Someone was trying to implement a basic, advisory, non-recursive mutex with these macros (sometimes called a "lock" or "critical section", but those terms have other meanings; "mutex" is unambiguous). The idea is that you write code like this:

int frob_handle(handle_t hdl)
{
    __HAL_LOCK(hdl);
    hdl->frob_counter += 1;
    __HAL_UNLOCK(hdl);
    return 0;
}

And then only one thread of execution at a time can execute the statement hdl->frob_counter += 1. (In a real program, there would probably be quite a bit more code in there.) It's "advisory" because nothing stops you from forgetting to use the mutex when it's needed, and it's "non-recursive" because you can't call __HAL_LOCK a second time if you already have it locked. These are both relatively normal properties for a mutex to have.

In comments on the question, I said that these macros are "catastrophically buggy" and "I believe you are better off not using them at all." The most important problem is that __HAL_LOCK is not atomic.

// This code is incorrect.
if ((__HANDLE__)->Lock == HAL_LOCKED)
  return HAL_BUSY;
else
  (__HANDLE__)->Lock = HAL_LOCKED;

Imagine that two threads of execution are trying to acquire the lock at the exact same time. They will both fetch __HANDLE__->Lock from memory at the same time, so they will both observe its value to be HAL_UNLOCKED, and they will both go on to the code that was supposed only to be executed by one thread at a time. It's maybe easier to see the problem if I write out the assembly language that might be generated:

    ; This code is incorrect.
    ; r1 contains the __HANDLE__ pointer
    load.b  r0, Lock(r1)
    test.b  r0
    bnz     .already_locked
    inc.b   r0
    store.b Lock(r1), r0
    ...
.already_locked:
    mov.b   r0, #HAL_BUSY
    ret

There's nothing that would prevent both threads from executing the load instruction simultaneously, and thus both observing the mutex to be unlocked. Even if there's only one CPU, an interrupt could fire while thread 1 is in between the load and the store, causing a context switch and allowing thread 2 to execute the load before thread 1 can execute the store.

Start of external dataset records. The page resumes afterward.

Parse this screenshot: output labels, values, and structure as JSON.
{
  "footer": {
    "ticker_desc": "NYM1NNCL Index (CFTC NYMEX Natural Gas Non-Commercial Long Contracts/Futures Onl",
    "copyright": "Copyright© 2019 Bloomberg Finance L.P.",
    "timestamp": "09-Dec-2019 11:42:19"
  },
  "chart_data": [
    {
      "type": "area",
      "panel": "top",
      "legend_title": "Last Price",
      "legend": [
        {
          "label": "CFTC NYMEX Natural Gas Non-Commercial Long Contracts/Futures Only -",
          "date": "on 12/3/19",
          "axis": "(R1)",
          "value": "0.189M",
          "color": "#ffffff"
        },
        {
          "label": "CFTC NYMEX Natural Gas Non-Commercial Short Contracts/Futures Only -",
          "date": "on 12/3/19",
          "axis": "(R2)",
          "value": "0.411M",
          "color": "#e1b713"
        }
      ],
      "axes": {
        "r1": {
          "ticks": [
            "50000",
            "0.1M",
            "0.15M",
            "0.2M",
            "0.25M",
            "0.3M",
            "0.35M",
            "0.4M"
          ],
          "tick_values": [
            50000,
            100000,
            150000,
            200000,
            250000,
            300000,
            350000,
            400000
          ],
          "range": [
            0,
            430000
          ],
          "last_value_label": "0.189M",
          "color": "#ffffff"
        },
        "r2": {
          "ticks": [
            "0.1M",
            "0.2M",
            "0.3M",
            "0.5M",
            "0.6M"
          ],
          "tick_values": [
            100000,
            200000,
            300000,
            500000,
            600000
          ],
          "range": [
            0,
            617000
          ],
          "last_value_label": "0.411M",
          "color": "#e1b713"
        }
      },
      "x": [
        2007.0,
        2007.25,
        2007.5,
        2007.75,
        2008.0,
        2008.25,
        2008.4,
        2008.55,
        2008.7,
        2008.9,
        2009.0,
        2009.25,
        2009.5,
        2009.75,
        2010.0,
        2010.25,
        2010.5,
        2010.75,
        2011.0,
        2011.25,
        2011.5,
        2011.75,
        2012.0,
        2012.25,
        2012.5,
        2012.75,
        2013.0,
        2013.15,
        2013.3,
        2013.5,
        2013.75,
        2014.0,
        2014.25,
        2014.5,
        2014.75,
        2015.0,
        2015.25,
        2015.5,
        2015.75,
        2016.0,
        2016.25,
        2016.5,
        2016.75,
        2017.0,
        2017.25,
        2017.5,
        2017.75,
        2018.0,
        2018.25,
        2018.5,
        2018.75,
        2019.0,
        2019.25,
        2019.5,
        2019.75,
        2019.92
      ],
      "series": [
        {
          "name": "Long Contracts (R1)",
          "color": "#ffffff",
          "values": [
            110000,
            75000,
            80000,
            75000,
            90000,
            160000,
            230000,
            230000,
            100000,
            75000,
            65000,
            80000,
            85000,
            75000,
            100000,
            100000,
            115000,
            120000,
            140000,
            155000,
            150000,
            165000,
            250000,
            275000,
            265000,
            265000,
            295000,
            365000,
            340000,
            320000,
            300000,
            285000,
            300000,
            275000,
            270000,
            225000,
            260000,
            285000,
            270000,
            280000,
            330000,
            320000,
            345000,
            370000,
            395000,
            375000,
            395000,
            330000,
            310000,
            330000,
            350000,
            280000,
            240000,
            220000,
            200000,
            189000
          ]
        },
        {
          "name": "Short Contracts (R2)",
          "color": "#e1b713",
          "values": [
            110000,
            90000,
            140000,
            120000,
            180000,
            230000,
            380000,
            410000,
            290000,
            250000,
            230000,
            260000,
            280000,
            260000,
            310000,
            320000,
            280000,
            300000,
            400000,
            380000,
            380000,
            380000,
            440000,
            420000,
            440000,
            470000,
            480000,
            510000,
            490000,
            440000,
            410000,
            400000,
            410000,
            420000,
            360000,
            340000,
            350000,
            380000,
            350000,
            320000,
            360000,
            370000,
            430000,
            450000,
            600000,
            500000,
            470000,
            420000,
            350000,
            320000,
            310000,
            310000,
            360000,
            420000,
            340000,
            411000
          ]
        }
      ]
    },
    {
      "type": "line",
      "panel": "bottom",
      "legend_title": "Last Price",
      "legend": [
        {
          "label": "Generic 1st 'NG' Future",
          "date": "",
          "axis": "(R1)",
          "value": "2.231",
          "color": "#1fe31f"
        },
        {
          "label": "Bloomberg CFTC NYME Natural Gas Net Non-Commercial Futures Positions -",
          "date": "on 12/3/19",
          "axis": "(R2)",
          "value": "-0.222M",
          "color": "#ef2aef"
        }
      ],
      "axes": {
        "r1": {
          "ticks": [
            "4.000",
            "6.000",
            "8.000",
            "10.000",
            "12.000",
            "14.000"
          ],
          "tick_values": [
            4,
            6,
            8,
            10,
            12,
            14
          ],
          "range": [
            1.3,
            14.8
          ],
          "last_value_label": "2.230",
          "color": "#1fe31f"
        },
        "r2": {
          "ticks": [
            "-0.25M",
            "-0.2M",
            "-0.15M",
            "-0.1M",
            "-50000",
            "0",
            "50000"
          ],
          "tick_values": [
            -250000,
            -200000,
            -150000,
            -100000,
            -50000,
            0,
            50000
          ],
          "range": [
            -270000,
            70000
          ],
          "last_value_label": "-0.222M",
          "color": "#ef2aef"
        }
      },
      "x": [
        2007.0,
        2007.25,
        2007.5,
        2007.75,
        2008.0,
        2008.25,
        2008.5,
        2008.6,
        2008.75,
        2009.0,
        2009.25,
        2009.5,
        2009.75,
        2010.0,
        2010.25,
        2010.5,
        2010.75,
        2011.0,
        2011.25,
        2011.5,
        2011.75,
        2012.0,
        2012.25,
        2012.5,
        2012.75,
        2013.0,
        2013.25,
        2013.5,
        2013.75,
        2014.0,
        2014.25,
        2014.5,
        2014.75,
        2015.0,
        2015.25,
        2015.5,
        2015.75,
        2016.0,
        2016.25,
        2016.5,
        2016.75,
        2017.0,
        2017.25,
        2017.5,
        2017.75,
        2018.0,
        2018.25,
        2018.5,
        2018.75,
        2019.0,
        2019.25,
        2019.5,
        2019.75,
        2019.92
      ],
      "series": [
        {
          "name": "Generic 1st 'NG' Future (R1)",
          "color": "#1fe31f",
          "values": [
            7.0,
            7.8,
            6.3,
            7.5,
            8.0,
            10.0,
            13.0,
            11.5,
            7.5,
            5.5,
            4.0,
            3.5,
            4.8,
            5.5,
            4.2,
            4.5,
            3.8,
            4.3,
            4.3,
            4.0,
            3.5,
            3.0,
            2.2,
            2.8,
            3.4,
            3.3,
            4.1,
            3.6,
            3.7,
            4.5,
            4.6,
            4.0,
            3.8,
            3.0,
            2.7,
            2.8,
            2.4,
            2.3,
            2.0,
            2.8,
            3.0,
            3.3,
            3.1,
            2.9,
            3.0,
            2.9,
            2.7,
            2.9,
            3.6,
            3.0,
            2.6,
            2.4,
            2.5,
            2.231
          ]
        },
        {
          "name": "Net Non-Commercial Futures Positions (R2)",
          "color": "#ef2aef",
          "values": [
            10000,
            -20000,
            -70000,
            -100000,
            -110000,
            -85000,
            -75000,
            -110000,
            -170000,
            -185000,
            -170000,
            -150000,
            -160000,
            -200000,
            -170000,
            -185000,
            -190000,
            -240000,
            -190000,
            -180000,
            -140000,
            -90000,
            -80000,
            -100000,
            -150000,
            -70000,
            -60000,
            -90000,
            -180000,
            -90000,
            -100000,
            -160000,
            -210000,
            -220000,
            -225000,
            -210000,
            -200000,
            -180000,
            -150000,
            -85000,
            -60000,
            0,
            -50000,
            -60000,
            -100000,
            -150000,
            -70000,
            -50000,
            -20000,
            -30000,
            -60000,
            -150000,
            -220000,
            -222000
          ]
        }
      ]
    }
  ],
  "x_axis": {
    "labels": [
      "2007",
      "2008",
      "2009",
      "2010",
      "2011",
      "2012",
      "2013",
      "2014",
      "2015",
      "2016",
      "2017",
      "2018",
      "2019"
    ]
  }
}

For the mutex to do its job, you must somehow ensure that it is impossible for two concurrent threads both to load HAL_UNLOCKED from __HANDLE__->Lock, and this cannot be done with ordinary C. In fact, it can't be done with ordinary machine language; you need to use special instructions, such as compare-and-swap.

If your compiler implements C2011, then you can get at those special instructions using the new feature of atomic types, but I don't know how to do it off the top of my head, and I'm not going to write out something that might be wrong. Otherwise, you need to use either compiler extensions or hand-written assembly.

A second problem is that __HAL_LOCK doesn't implement the operation that is usually called "lock". "Lock" is supposed to wait if it can't acquire the lock immediately, but what __HAL_LOCK does is fail. That operation's name is "try-lock", and the macro should be named accordingly. Also, macros that may cause the calling function to return are considered bad practice.